07 January 2016

Scrooge the Detective

CHRISTMAS BOOK REVIEW
The Humbug Murders, L.J. Oliver
Ebenezer Scrooge solves the mystery of who killed his old master, Fezziwig.

Sounds intriguing. I thought so. Bought the book.

Fezziwig comes to Scrooge as a ghost, pleading with him to help his young assistant Tom Guilfoyle, just as a young woman, Adelaide Owen, comes to the counting house to apply, to Scrooge's astonishment, for the clerking job he's advertised. When Scrooge and Adelaide go to Fezziwig's home to see if he is indeed dead, it's revealed that Tom is well known to Adelaide, and that the local constable believes Scrooge himself murdered Fezziwig. Next thing you know, Scrooge is endeavoring to clear himself, with the help of Adelaide and a young reporter named Charles Dickens, in the terrible underbelly of London's slums.

Let's say this is no cozy about Scrooge helping to find a murderer. Before chapter four is over Scrooge has been beaten up by some underworld types and been exposed to a brothel catering to wealthy men. Mixed up in Fezziwig's death is a Chinese merchant, a nobleman, an obese businessman, a well-known actress, aforesaid thugs, and a prostitute named Annie Piper. Along the way we meet a whole contingent of Dickens' characters, including Bill Sykes, the Artful Dodger, Nancy, Fagin, a gang of boy thieves, Miss Favisham, John Jasper, Mr. Crisparkle, and Mr. Pickwick, not to mention Dickens himself, and are involved in murder, mutilation, torture, sexual slavery, depravity, drug addiction...this is not a pretty book!

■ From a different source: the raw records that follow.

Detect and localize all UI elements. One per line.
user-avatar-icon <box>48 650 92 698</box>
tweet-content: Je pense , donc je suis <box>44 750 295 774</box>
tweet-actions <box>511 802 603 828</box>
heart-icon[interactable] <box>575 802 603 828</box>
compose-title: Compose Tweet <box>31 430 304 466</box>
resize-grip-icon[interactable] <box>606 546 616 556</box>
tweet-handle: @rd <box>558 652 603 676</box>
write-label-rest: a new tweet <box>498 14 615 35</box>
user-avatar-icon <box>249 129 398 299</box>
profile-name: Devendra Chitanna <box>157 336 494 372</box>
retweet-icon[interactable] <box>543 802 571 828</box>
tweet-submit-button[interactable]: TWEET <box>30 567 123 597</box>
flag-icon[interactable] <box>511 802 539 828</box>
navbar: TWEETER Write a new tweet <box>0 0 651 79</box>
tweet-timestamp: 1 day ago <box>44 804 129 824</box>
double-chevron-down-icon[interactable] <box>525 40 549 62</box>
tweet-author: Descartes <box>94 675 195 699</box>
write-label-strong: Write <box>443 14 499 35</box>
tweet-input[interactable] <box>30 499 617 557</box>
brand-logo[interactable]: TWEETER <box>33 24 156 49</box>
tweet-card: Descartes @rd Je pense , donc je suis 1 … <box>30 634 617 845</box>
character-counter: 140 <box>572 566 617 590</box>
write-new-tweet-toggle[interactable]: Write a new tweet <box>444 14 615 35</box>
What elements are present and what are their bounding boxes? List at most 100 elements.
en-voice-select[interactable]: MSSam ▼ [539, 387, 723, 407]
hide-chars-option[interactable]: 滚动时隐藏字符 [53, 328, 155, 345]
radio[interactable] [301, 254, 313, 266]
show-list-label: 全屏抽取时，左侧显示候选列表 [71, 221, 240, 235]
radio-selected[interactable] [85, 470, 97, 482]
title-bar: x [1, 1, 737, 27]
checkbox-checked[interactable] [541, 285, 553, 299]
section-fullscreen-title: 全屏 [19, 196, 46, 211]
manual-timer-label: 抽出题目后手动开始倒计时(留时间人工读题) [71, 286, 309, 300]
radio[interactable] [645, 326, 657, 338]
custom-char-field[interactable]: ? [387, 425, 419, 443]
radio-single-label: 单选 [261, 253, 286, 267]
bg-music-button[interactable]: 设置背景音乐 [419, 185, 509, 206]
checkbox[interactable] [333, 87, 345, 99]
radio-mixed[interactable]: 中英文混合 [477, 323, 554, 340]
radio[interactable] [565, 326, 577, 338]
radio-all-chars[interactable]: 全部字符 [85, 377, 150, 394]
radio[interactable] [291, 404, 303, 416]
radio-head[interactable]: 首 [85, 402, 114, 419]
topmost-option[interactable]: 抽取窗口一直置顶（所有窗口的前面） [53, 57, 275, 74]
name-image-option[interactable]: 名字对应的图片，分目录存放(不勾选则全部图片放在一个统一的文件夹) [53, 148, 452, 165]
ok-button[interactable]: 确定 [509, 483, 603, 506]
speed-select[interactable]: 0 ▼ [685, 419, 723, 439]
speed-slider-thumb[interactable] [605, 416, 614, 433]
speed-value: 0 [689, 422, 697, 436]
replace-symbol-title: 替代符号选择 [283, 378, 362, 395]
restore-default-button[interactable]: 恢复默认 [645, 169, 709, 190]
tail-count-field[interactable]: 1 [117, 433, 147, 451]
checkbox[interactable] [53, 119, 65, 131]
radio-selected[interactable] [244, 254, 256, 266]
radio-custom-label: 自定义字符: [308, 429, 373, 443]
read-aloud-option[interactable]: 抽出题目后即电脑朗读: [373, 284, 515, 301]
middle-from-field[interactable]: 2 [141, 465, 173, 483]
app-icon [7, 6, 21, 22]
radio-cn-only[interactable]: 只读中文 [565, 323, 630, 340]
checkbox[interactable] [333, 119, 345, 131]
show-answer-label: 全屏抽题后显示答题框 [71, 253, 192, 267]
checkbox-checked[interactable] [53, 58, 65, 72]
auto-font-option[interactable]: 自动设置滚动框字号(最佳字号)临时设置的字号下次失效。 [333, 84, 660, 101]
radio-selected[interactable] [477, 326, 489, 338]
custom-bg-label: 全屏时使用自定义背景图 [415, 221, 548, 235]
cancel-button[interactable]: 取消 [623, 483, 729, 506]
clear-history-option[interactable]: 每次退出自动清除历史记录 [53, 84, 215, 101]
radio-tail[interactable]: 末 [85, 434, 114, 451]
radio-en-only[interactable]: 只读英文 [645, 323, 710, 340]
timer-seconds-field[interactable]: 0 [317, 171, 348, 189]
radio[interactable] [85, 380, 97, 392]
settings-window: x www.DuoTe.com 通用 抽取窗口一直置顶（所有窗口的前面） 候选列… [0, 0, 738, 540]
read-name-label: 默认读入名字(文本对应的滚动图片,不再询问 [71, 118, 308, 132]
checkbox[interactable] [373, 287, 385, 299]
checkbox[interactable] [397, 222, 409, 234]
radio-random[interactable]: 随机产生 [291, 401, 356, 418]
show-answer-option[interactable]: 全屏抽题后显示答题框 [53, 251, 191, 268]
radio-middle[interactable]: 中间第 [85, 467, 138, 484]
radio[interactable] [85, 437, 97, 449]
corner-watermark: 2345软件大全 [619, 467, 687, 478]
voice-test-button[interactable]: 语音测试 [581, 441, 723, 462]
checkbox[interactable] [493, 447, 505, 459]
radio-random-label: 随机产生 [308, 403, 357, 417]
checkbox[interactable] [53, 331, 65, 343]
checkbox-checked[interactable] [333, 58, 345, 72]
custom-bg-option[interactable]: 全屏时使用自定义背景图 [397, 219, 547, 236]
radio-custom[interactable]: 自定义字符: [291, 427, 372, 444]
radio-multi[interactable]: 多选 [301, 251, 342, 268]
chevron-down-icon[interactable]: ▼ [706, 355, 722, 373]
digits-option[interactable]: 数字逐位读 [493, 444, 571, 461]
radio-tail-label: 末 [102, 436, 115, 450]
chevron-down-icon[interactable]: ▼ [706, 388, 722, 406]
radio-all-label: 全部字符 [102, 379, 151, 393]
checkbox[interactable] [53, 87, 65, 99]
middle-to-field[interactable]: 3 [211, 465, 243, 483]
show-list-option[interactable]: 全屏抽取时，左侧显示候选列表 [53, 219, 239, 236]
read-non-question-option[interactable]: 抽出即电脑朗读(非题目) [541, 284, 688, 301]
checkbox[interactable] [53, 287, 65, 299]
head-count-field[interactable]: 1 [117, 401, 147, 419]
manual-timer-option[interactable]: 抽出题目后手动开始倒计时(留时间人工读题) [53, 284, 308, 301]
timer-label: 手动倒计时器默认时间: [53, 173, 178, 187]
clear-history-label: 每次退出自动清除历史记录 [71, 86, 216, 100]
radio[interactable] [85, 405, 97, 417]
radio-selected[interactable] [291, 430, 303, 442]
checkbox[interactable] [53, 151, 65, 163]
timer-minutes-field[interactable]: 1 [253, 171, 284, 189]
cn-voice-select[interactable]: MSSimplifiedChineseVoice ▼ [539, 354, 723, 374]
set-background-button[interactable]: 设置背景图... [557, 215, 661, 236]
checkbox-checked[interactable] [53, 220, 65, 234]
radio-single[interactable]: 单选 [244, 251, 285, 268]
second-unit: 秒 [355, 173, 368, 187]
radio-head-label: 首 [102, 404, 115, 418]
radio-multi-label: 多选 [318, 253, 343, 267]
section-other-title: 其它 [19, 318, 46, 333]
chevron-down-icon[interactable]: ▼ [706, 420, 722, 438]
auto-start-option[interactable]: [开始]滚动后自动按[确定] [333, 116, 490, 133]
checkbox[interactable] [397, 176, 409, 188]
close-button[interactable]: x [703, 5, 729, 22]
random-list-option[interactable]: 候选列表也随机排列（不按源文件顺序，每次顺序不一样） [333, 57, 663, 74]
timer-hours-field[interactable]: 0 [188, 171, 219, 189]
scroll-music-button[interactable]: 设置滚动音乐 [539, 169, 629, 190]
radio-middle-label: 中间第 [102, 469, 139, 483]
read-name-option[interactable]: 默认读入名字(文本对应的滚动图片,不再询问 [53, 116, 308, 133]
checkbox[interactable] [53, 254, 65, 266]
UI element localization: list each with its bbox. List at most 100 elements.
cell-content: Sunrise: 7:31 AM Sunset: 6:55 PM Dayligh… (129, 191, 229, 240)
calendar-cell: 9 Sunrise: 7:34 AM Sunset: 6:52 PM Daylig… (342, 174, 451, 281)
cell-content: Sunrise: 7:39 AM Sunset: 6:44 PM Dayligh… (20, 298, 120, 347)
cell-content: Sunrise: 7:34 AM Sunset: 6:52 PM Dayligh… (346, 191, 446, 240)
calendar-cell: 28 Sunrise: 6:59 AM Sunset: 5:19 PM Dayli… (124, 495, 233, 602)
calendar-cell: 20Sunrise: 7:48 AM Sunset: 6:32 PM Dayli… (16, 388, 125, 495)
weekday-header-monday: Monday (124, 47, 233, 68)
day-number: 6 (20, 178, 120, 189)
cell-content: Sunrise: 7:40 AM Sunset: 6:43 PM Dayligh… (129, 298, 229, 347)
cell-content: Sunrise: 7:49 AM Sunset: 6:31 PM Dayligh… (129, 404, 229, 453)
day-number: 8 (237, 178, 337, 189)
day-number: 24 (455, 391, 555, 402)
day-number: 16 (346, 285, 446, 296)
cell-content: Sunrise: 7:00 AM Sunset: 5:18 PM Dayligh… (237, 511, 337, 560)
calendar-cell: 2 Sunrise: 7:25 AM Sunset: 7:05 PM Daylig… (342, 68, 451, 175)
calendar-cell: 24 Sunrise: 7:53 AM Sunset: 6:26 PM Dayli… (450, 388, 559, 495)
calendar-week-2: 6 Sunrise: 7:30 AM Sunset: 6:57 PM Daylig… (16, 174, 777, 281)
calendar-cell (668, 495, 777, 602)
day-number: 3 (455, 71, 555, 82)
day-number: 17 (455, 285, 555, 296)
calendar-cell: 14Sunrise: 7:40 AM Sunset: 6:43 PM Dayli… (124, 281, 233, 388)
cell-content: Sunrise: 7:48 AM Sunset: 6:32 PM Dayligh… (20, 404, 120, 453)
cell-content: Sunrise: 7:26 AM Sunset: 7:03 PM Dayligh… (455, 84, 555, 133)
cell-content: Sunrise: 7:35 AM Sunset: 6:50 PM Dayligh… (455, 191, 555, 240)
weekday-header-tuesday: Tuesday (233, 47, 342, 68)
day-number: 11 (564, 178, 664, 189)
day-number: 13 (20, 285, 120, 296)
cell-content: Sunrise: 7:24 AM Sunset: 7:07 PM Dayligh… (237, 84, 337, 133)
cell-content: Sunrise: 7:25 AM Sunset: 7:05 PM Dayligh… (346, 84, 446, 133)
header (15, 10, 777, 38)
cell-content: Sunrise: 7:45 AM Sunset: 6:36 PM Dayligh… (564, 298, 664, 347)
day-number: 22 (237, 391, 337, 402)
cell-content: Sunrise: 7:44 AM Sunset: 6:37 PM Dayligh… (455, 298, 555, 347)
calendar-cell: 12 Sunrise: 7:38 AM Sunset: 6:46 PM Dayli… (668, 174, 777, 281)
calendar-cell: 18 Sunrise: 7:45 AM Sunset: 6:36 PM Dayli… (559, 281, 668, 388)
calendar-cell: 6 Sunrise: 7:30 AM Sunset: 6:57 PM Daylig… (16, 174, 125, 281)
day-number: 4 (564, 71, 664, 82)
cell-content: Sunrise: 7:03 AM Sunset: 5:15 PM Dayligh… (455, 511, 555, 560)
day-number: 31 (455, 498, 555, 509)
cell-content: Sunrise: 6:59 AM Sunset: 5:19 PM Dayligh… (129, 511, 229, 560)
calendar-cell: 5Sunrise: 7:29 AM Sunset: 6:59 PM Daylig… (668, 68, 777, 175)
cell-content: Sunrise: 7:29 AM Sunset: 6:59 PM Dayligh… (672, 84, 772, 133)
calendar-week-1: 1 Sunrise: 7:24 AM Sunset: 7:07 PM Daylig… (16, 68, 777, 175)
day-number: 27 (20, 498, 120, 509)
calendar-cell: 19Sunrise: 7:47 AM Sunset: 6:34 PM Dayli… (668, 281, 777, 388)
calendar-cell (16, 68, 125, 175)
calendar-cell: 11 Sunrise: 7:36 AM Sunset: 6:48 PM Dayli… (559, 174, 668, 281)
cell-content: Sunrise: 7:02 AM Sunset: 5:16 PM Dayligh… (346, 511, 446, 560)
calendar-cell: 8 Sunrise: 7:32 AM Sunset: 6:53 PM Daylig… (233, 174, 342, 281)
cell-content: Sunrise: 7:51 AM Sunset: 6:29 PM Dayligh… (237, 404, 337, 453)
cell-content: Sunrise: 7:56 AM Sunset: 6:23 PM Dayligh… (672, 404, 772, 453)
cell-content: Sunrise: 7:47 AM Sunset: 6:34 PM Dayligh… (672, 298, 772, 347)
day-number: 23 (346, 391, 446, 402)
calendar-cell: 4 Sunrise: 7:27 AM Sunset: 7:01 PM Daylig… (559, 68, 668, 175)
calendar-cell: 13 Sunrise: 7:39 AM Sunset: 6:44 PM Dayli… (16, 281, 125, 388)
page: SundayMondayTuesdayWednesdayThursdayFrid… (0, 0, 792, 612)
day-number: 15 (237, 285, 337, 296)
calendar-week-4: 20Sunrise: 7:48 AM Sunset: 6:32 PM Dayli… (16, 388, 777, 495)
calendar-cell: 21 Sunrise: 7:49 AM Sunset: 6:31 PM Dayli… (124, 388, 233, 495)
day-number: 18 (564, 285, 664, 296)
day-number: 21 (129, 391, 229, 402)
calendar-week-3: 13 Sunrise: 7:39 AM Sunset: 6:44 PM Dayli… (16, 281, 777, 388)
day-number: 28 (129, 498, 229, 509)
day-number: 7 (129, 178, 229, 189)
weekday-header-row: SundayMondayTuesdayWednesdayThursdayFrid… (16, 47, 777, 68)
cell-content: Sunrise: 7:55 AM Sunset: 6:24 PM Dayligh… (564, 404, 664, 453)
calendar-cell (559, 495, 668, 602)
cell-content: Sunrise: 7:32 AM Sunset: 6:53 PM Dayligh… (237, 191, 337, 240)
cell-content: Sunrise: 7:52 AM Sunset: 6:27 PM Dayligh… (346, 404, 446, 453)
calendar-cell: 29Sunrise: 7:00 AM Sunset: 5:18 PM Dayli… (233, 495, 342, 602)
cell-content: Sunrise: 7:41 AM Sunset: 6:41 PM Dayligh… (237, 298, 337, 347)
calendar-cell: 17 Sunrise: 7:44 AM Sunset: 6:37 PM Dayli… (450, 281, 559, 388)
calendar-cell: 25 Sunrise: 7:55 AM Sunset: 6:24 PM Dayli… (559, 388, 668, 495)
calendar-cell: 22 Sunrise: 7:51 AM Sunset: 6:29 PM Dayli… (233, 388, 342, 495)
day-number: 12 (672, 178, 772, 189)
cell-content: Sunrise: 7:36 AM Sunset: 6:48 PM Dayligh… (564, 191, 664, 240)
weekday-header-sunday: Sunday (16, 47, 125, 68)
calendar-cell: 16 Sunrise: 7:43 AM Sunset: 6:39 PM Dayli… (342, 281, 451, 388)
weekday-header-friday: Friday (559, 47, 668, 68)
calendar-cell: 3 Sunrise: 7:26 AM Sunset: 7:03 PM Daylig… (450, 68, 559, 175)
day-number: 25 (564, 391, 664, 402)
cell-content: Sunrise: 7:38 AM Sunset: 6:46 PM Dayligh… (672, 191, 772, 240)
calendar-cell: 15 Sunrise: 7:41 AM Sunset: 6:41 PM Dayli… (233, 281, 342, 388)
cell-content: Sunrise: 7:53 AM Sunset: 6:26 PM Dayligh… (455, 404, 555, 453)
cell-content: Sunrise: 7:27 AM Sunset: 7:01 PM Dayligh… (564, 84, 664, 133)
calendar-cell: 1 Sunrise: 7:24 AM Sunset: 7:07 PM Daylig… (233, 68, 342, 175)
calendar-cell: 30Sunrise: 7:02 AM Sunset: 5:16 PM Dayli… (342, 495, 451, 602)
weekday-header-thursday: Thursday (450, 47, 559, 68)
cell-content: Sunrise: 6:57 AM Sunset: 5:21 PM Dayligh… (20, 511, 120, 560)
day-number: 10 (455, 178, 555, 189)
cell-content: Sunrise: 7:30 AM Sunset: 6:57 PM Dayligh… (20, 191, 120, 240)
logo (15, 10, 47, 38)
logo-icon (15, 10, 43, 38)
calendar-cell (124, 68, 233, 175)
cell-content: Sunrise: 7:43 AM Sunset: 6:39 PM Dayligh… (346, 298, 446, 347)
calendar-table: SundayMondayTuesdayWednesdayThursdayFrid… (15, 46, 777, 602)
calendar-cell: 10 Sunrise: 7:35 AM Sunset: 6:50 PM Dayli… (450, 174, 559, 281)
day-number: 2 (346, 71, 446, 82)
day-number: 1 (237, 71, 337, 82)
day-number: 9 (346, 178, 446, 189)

We all know London at the time of Dickens was like this, so the whole thing wouldn't be so bad, wading through the gore and abuse, if the book wasn't full of historical inaccuracies and Scrooge here doesn't jibe with later Scrooge—in fact, this book describes him here, in 1833, as "young Ebenezer" when ten years later in A Christmas Carol, he's suddenly "old Scrooge"—and the modernisms that creep into the text are alarming and often hilarious. The police didn't operate the way the author states, Marley is Scrooge's competitor, not partner, and four years after the first photograph was taken suddenly photos look so good that pornographic ones are being sold to toffs for £40 each. As for the modernisms: Scrooge tells a constable "Cut to the chase," which dates back only to silent movies. A page later he tells the same man, "You have a mind like a steel trap. Anything entering gets crushed and mangled"; "mind like a steel trap" goes back to 1836 but this is a direct quote from later on. On page 51 Scrooge believes he will get "hypothermia" from falling in the Thames and lose "core motor skills." Would a 19th century man have used those terms? On page 75 Dickens refers to the Chinese man as "the Asian." Really? Back then they were "Orientals" or, jocularly, "Celestials," when more crude referrals were not used.

The book is very good describing the sordid London underworld of the 1830s. There are some truly terrifying situations and passages. But as a prequel to the character of Scrooge and A Christmas Carol? I'll say it...humbug!